Optimised for both batteries and lithium-ion capacitors, the AEM15820 features an ultra-low-power cold start of just 5 µW at 275 mV. This allows devices to operate under very low-light conditions while still taking full advantage of bright sunlight. Gosset also highlights that the latest indoor PV cells are particularly suited to CCTV cameras, which can be in shade for large portions of the day.
Applications span both consumer and industrial markets. Current implementations include sports and hiking computers and self-charging headphones, while future possibilities extend to PV-charged earbud cases, e-readers, remote security cameras, smart glasses, power banks, and smart-backpack power modules.

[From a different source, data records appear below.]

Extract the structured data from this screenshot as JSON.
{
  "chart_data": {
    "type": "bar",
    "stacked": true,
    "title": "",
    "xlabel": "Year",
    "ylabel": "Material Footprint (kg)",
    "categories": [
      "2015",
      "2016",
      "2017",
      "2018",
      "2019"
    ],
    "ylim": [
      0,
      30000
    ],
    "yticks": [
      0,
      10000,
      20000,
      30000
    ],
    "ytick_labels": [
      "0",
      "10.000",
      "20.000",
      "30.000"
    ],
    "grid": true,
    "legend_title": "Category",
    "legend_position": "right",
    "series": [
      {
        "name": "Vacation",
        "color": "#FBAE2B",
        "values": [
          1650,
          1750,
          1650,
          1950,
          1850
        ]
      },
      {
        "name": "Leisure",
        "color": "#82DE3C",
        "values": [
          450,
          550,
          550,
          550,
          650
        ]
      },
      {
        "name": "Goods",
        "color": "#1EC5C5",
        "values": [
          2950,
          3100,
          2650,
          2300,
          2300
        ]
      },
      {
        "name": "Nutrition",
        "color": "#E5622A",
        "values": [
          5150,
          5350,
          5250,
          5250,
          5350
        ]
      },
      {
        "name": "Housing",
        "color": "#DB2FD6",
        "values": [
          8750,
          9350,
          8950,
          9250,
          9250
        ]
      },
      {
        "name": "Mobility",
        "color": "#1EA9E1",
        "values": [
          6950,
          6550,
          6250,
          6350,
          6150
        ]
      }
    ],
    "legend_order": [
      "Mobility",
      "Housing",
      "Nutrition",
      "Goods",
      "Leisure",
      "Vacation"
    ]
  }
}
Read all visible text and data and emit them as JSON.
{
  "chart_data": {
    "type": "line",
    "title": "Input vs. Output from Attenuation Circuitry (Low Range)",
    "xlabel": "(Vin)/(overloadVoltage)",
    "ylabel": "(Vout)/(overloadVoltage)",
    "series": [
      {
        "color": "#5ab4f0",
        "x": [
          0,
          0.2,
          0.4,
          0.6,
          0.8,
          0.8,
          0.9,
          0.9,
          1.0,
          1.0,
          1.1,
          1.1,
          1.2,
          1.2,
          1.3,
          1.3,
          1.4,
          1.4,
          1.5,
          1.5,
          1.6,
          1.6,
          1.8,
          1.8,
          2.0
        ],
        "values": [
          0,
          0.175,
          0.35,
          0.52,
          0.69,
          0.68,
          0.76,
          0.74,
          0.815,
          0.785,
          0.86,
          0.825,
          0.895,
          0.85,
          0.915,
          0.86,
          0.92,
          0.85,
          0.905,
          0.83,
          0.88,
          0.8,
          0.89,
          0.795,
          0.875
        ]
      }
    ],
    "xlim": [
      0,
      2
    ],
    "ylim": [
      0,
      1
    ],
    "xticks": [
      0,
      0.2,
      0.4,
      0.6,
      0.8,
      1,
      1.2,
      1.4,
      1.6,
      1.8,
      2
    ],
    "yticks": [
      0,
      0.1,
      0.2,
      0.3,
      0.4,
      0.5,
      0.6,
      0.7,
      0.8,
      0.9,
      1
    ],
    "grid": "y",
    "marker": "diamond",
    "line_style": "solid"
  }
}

And, with regulators increasingly looking to tighten oversight on battery use, recycling, and disposal, the company says interest is growing.
“Do you see momentum in regulation? Yes — absolutely,” Gosset says. “The responsibility of the OEM is now very clearly on the table. It’s not just about producing the battery anymore — it’s about what happens afterwards: transportation, disposal, and safety.”
In 2023, the EU implemented the EU Batteries Regulation (2023/1542) requiring battery manufacturers to manage the full lifecycle of their products, from collection to recycling and disposal. India is in the process of implementing a similar scheme, and the Chinese government has also announced plans to introduce lifetime tracking of EV batteries.
“It’s not just one region — it’s global,” Gosset says. “In China, they are extremely concerned about all this mess — fires, batteries, security aspects, and disposal problems. “People are searching for solutions — and importantly, they are finding them.”
Despite the promise, challenges remain, particularly scaling the technology for more power-hungry applications. Still, Gosset expresses confidence that regulatory pressure and technological innovation will continue to drive adoption.
“There is a realisation that you cannot ignore this anymore,” he says. “If you don’t address it, it will come back — whether through regulation, through incidents, or through public pressure. The momentum is clearly there,” Gosset concludes. “Regulation is coming, awareness is rising, and the industry is moving. The only question now is how fast.”